The Limes, Mortlake
The Limes
123 Mortlake High Street, also known as The Limes or Limes House, is a Grade II* listed 18th-century property in Mortlake. Originally a private residence, this historic building also served as the town hall in the 20th century. Today, it has been converted into commercial office space.
The house was built around 1720, with its symmetrical nine-bay facade and elegant porch with four Tuscan columns added later. It served as the seat of local government for the Barnes Urban District from 1895 to 1932 and later for the Municipal Borough of Barnes until it was damaged by wartime bombing in 1940.
Although the original 7-acre grounds have since been built over, the building's exterior remains much the same as when it was depicted in the two oil paintings by Turner. These works, created during his visit to the house in 1827, include "Mortlake Terrace: Early Summer Morning" (1826), now in the Frick Collection in New York, and "Mortlake Terrace" (1827), held by the National Gallery of Art in Washington, D.C.

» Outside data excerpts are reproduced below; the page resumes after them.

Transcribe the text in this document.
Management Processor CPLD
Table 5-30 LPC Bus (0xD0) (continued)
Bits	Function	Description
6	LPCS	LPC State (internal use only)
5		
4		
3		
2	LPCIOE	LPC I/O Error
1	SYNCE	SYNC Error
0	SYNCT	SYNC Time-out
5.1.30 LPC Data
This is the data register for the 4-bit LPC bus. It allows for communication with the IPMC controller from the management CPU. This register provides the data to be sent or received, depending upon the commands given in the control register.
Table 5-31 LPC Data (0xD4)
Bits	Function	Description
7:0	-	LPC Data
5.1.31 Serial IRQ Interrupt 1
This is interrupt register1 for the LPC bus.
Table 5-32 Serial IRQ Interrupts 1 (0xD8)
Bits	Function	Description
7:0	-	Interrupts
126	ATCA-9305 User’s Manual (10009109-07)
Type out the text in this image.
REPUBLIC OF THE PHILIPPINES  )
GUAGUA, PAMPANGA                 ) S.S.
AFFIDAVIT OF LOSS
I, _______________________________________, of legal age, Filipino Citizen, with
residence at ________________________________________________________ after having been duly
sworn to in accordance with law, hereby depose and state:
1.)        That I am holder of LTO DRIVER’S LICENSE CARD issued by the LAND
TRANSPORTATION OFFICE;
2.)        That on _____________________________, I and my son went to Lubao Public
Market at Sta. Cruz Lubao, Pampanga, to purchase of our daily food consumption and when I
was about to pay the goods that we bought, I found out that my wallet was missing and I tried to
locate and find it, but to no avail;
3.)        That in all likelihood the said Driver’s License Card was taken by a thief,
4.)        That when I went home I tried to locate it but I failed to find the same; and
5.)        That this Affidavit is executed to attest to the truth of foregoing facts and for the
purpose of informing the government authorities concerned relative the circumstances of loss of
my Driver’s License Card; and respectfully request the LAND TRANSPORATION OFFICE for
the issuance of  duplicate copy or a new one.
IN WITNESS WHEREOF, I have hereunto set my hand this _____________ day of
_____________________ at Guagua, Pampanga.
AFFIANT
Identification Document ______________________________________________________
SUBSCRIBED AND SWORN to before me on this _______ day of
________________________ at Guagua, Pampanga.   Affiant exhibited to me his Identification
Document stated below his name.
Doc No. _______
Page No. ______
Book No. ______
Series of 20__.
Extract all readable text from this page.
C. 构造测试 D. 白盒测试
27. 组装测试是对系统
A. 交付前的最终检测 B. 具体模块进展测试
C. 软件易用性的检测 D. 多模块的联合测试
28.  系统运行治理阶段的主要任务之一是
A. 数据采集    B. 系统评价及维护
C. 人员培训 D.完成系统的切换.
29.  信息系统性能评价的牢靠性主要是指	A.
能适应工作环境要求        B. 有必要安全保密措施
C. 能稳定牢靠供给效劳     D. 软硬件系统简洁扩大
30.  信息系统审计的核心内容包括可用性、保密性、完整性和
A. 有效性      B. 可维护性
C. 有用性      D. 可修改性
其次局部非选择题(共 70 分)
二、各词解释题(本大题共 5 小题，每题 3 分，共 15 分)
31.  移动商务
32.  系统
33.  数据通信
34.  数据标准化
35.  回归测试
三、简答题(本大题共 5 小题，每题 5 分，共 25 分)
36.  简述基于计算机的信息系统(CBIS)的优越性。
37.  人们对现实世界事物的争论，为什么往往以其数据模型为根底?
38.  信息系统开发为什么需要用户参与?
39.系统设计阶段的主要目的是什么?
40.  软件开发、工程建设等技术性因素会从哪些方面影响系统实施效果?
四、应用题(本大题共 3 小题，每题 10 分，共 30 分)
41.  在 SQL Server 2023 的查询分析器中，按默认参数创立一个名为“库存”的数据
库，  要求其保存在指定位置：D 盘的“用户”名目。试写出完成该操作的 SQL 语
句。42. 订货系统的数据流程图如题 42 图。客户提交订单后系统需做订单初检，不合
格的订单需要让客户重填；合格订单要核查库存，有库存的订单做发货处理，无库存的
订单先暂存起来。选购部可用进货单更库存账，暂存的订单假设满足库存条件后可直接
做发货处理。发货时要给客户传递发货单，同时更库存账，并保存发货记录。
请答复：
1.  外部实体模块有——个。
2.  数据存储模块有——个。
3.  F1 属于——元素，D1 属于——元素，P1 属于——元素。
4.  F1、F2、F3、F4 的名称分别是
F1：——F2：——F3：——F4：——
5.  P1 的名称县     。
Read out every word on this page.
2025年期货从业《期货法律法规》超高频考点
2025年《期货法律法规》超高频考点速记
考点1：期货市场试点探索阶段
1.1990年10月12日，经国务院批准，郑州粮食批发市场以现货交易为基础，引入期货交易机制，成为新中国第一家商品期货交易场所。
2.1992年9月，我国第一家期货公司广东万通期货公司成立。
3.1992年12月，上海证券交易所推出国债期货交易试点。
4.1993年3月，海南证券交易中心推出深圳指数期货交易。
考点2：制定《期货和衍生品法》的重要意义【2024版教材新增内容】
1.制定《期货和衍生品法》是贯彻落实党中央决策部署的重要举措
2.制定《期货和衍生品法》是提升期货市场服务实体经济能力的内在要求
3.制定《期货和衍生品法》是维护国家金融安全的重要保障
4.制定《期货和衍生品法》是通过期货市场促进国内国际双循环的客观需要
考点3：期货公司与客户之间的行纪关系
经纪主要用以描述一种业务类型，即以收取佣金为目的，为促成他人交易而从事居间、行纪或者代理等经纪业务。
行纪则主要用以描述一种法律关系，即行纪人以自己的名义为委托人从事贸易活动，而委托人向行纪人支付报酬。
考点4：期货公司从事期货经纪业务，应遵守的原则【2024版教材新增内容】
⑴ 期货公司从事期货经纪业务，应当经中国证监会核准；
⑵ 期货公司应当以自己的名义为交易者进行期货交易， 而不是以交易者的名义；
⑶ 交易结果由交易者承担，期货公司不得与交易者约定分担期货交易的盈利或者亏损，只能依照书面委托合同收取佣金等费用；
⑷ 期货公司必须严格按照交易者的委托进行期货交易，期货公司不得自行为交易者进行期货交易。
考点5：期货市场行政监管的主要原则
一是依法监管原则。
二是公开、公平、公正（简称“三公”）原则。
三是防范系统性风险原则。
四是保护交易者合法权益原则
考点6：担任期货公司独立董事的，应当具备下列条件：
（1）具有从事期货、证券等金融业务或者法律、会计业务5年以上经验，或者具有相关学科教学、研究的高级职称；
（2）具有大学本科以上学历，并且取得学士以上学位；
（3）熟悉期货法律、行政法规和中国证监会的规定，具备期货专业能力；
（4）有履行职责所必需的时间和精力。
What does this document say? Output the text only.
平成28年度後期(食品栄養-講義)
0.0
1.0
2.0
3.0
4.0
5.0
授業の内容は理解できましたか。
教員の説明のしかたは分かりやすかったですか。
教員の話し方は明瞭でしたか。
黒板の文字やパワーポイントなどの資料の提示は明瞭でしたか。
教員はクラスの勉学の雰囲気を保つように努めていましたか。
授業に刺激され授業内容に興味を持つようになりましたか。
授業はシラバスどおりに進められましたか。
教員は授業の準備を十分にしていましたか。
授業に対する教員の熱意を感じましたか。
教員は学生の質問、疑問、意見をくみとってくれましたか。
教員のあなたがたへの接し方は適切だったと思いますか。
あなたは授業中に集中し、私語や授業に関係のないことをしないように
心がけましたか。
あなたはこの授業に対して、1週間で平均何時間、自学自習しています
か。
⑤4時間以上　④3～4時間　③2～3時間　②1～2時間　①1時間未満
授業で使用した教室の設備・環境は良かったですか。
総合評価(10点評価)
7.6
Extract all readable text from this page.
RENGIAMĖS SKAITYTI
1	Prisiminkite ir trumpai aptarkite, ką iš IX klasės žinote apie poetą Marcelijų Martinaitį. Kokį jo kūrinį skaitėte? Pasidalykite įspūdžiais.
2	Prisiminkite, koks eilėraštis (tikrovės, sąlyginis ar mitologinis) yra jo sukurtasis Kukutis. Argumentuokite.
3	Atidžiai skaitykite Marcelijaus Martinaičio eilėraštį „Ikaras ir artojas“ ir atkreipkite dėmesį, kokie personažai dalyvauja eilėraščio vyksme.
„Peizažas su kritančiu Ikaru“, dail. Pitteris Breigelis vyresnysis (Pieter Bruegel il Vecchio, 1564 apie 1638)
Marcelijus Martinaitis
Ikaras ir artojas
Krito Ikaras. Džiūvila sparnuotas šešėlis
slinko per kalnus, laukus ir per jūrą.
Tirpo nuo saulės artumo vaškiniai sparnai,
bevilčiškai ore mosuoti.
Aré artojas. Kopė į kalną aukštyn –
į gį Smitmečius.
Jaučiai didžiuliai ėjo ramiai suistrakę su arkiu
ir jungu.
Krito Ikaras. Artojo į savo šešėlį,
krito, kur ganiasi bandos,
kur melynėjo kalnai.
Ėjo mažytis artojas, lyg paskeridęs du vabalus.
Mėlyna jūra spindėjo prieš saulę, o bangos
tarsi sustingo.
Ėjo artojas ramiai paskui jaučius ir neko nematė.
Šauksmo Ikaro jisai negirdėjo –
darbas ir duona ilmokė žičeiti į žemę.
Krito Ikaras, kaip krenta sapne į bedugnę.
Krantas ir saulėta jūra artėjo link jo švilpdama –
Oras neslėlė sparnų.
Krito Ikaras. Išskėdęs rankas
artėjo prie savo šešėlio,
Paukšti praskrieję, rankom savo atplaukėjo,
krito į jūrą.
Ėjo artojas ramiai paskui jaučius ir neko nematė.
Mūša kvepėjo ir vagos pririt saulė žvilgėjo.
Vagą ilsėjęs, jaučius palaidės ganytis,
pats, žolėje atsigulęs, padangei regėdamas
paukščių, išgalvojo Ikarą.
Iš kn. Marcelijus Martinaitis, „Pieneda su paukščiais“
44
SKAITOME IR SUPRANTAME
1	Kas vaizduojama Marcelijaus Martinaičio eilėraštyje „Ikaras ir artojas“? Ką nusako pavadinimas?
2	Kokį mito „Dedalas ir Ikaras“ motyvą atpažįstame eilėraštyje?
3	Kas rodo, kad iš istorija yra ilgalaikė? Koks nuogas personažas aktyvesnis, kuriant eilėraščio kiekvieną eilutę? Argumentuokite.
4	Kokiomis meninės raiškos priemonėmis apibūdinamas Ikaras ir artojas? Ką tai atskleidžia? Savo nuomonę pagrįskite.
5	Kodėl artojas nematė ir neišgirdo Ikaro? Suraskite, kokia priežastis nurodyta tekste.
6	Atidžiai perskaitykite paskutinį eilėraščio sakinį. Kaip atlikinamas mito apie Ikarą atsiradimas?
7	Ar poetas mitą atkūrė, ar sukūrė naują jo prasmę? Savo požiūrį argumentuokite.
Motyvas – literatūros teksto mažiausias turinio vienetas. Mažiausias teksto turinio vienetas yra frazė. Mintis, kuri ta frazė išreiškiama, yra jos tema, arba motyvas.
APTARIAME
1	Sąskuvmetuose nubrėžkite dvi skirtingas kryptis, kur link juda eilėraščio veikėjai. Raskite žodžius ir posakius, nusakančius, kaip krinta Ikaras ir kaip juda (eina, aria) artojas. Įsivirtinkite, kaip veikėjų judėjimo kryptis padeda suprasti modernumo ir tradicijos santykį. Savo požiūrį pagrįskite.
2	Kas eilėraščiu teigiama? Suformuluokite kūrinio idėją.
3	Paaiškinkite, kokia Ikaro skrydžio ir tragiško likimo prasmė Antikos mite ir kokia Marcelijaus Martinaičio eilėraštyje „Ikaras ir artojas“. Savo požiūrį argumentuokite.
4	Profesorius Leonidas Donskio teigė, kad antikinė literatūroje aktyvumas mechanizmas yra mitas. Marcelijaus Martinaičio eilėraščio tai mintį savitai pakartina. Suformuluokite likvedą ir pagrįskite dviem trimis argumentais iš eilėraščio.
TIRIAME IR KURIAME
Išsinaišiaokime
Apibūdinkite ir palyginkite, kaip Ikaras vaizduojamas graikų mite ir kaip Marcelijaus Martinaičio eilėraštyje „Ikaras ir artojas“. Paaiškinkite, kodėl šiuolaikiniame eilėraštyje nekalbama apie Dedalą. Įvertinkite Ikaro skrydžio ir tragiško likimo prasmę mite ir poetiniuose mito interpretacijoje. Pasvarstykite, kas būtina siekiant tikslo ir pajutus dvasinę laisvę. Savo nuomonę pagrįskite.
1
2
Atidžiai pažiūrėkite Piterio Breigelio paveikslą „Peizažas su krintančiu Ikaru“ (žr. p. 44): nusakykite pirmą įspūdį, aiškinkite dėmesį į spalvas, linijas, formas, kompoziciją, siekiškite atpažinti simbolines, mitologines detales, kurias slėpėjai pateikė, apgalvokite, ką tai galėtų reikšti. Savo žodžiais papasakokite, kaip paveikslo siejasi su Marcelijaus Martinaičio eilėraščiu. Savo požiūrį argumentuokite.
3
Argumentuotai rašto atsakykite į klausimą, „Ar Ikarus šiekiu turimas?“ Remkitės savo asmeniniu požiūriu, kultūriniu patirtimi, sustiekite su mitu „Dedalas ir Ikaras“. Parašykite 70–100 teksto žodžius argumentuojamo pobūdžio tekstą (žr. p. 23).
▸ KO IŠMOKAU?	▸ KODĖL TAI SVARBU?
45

The house has been home to several notable residents over the years, including the Franks family of Jewish merchant bankers, Lady Byron (the poet's widow), educational philanthropist Quintin Hogg, and Garnet Wolseley, 1st Viscount Wolseley, who lived there from 1874 to 1875 before becoming Commander-in-Chief of the Forces.
The property is also featured in an engraving, held at the Museum of London, by Gustave Doré, "The Limes – Mortlake: 1872," which captures a scene of people watching the Oxford and Cambridge Boat Race from the house's riverside terrace.